I was struck by Southern’s use of two archetypes in the then-ongoing war on marijuana, as seen though his main characters: an otherwise innocent young white male, and an older African-American “expert-in-gage.” While clearly challenging the overarching cultural stereotype that black peddlers posed an existential threat to white youth, the story still adheres to these tropes, though in a different, more subversive way. The two main characters are building a relationship, with the older character passing on knowledge to his young protégé (“Shoot, you got to know you business you workin’ with this plant,” C.K. reiterates, p.10). C.K. isn’t just initiating Harold into drug use; he’s giving Harold information about the plant, the trade, the culture, what intoxication is, and, more importantly, what intoxication means (“Well, a man git high, he see right through all them tricks an’ lies, an’ all that ole bull-crap. He see right through there into the truth of it!” p.13). While still traveling in stereotypes, these characters nonetheless demonstrate how marijuana culture is transmitted. As a culture that we know, as historians, has long been passed on to others through folk teachings like C.K.’s, it is a culture that Southern was a part of, and one that he learned and presumably taught to others, not least through this story.

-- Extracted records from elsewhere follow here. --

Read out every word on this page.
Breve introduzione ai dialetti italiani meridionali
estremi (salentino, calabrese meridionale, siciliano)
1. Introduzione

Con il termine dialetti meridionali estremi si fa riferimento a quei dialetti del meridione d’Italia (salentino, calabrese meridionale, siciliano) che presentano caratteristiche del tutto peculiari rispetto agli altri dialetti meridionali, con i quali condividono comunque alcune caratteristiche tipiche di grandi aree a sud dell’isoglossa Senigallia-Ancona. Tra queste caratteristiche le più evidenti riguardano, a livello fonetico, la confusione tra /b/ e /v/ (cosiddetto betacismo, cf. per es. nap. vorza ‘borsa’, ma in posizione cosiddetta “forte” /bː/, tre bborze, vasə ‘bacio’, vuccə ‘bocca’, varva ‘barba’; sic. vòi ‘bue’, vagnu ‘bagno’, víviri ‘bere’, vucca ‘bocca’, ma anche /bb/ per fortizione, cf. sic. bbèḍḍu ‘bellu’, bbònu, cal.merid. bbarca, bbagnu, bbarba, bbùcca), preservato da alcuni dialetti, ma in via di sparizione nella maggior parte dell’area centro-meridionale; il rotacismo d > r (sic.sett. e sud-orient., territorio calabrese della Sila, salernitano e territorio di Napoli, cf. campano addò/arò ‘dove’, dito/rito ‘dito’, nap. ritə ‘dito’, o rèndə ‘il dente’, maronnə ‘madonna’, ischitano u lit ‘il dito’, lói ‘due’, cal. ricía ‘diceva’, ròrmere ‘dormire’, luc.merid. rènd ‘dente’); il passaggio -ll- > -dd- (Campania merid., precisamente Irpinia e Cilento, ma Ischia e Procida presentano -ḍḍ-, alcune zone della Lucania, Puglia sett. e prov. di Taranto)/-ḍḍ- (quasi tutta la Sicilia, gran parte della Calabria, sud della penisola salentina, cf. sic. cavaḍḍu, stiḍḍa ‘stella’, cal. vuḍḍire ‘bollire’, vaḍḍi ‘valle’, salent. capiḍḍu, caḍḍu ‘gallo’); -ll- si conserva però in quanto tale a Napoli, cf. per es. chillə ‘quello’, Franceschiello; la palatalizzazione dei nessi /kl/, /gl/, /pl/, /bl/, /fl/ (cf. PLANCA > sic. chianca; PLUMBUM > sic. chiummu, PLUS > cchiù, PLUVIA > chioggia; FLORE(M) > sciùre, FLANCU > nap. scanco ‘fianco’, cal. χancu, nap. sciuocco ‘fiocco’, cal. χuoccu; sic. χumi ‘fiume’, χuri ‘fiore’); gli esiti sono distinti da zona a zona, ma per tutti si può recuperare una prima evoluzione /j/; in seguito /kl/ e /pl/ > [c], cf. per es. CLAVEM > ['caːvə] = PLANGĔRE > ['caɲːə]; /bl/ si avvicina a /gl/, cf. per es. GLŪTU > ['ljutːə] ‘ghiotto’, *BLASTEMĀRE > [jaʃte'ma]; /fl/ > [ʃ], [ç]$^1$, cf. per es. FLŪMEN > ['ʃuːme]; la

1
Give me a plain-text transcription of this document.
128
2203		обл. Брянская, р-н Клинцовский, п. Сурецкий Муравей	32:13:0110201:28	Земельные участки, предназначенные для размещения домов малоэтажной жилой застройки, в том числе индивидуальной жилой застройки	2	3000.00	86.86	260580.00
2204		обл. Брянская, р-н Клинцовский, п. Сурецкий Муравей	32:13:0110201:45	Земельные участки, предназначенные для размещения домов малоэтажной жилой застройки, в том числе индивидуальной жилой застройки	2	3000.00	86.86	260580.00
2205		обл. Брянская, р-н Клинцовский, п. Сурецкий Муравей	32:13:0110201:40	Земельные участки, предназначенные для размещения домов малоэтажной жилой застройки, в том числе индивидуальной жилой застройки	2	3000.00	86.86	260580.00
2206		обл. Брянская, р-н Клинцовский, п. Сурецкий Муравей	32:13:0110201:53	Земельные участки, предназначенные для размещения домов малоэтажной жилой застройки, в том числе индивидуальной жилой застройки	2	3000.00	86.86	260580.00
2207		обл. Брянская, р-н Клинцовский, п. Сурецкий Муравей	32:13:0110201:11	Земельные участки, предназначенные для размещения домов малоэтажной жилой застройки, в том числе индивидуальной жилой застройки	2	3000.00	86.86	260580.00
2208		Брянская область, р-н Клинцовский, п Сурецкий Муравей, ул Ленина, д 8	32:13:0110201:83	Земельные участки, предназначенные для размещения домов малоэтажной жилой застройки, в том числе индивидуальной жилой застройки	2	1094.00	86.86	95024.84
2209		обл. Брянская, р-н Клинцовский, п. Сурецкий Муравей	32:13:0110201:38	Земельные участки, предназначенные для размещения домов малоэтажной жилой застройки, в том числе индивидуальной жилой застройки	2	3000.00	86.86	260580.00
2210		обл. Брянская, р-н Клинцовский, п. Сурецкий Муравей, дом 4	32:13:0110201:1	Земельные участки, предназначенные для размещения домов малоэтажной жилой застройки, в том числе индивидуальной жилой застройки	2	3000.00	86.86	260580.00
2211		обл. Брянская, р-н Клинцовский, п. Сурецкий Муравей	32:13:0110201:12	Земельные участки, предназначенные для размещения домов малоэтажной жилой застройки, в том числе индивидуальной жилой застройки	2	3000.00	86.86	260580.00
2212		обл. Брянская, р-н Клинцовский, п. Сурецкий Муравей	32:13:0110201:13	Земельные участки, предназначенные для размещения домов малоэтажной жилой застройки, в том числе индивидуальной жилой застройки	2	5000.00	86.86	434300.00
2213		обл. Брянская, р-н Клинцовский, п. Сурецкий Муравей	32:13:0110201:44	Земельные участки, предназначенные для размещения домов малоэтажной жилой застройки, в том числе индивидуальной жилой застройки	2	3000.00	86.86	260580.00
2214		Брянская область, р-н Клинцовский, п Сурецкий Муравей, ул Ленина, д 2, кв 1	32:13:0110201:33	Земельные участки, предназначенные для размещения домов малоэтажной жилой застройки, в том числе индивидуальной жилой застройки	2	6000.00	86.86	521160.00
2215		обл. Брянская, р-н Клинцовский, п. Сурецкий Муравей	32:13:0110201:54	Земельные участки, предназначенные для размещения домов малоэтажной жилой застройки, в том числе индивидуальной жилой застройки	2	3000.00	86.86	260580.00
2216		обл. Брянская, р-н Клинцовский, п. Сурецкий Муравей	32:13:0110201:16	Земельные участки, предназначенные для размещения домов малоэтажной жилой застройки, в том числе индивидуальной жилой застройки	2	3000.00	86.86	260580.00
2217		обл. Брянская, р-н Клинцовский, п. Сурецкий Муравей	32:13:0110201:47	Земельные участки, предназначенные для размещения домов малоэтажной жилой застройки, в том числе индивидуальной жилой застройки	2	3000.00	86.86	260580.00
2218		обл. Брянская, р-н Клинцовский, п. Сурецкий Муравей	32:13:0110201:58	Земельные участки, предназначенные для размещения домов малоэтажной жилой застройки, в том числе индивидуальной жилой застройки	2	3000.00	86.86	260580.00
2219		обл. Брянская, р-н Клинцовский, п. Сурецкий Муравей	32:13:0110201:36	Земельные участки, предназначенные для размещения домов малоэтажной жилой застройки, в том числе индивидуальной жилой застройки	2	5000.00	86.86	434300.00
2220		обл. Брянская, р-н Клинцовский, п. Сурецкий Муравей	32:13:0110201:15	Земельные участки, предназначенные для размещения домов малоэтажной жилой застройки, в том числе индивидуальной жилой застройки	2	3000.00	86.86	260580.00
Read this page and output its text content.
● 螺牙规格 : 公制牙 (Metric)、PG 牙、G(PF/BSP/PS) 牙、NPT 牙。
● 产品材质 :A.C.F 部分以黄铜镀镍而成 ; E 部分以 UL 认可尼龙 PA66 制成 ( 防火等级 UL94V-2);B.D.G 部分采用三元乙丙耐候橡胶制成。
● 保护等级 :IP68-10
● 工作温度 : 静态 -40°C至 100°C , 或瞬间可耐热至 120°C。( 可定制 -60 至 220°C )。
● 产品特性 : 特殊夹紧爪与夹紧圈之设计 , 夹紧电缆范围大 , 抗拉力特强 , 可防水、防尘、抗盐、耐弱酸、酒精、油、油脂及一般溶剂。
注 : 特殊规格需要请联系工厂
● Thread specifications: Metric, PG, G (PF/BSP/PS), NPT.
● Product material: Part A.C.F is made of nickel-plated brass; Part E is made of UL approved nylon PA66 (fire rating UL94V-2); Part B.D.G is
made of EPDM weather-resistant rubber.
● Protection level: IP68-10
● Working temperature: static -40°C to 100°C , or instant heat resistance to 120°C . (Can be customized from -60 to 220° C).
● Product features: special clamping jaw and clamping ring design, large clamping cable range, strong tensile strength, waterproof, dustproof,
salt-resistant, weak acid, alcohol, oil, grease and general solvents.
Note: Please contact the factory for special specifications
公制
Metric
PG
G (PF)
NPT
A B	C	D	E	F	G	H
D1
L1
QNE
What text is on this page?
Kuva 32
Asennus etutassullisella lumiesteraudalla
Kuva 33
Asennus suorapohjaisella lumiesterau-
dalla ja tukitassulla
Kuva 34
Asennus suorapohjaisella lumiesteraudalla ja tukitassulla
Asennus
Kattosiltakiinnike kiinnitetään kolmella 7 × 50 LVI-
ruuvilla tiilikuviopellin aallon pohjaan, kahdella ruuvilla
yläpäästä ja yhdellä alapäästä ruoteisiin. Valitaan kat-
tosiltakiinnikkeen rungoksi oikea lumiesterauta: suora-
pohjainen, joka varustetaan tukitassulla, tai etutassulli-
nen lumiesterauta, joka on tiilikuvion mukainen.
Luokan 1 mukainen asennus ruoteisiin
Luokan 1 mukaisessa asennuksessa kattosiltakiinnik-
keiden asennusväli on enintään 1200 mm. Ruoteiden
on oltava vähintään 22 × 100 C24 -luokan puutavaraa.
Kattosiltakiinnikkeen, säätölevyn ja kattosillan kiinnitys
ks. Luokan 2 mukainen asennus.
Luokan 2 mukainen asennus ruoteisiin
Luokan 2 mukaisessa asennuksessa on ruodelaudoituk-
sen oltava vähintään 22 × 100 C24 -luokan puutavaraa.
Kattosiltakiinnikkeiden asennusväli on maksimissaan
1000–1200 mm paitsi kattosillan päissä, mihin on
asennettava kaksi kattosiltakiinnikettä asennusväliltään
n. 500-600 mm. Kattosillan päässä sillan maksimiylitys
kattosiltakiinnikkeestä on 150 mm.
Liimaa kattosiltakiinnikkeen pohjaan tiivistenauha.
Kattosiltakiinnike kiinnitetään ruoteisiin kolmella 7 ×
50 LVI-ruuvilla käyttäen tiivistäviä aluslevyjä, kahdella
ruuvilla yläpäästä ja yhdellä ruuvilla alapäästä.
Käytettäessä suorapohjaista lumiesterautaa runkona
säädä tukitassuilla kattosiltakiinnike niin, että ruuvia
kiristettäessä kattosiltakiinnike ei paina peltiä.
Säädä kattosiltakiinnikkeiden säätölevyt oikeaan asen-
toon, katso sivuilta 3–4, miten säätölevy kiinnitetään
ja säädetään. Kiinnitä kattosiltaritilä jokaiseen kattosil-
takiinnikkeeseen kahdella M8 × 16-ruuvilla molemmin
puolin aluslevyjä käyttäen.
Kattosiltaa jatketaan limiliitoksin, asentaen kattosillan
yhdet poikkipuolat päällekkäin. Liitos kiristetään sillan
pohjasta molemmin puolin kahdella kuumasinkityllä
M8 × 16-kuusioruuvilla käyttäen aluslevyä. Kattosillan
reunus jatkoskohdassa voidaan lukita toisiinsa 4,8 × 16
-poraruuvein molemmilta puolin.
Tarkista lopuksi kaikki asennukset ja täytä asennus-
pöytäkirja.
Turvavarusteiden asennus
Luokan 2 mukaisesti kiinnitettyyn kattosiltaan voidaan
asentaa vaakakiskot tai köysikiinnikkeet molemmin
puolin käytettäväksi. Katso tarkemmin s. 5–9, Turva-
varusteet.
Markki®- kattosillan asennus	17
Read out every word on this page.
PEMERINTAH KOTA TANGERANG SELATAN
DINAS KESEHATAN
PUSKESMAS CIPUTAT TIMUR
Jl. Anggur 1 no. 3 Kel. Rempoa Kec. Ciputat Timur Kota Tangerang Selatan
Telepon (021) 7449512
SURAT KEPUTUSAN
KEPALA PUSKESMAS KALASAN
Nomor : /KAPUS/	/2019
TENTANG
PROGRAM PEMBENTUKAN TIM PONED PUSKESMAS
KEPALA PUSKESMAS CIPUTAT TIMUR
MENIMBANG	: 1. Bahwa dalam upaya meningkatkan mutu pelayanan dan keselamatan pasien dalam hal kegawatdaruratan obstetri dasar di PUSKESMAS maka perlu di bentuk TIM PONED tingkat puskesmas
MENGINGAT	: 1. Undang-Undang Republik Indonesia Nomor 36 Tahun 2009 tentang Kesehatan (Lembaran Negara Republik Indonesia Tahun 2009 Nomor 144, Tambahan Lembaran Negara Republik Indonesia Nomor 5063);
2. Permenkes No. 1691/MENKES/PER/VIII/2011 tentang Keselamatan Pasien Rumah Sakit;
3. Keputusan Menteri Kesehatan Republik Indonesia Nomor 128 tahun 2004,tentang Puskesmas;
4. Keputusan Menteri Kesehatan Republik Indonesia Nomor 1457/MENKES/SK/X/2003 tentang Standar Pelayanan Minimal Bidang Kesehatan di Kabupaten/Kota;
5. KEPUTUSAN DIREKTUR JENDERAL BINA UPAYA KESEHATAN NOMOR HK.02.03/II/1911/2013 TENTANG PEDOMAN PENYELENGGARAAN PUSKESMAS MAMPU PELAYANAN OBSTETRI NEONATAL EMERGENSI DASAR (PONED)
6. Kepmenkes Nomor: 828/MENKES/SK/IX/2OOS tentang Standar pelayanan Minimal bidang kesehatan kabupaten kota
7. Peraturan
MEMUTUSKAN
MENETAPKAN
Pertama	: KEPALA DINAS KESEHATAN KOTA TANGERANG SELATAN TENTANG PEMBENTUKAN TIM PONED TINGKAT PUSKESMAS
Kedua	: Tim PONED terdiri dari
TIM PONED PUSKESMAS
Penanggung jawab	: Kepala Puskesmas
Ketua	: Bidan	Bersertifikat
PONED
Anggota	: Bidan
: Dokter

Though clearly a work of fiction, “Red Dirt Marijuana” is a window into alternative modes of knowledge production that drug historians should be aware of when thinking about the development of drug cultures. While similar to the “official” narrative, this story has a much more benign and frankly believable tenor. Added to the fact that (as discussed in other posts) many of these ascribed modes of transmission were virtual fictions themselves, it demands that historians consider these non-archival sources, including literary fiction, as legitimate supporting bits of evidence in their research on drug cultures and drug users and develop new methodologies to integrate these with more traditional sources. (Should we call it reading parallel to the grain, perhaps?)
Postscript: I’m also looking to the ADHS community for assistance with finding a screenplay adaptation of “Red Dirt Marijuana” and “Razor Fight” that may or may not exist. In the Berg collection, there is some limited and incomplete correspondence regarding a film project in the early seventies involving Michael Portnoy, possibly with Rip Torn directing. The Wikipedia page for “Red Dirt Marijuana” mentions that a film was made (with Philip D. Schuman) and it won a Hugo Award at the Chicago International Film Festival in 1973. (I could not find the film, nor any reference to the award on the website for the Film Festival.) If you know anything about the film, I’d appreciate any information you can give in the comments.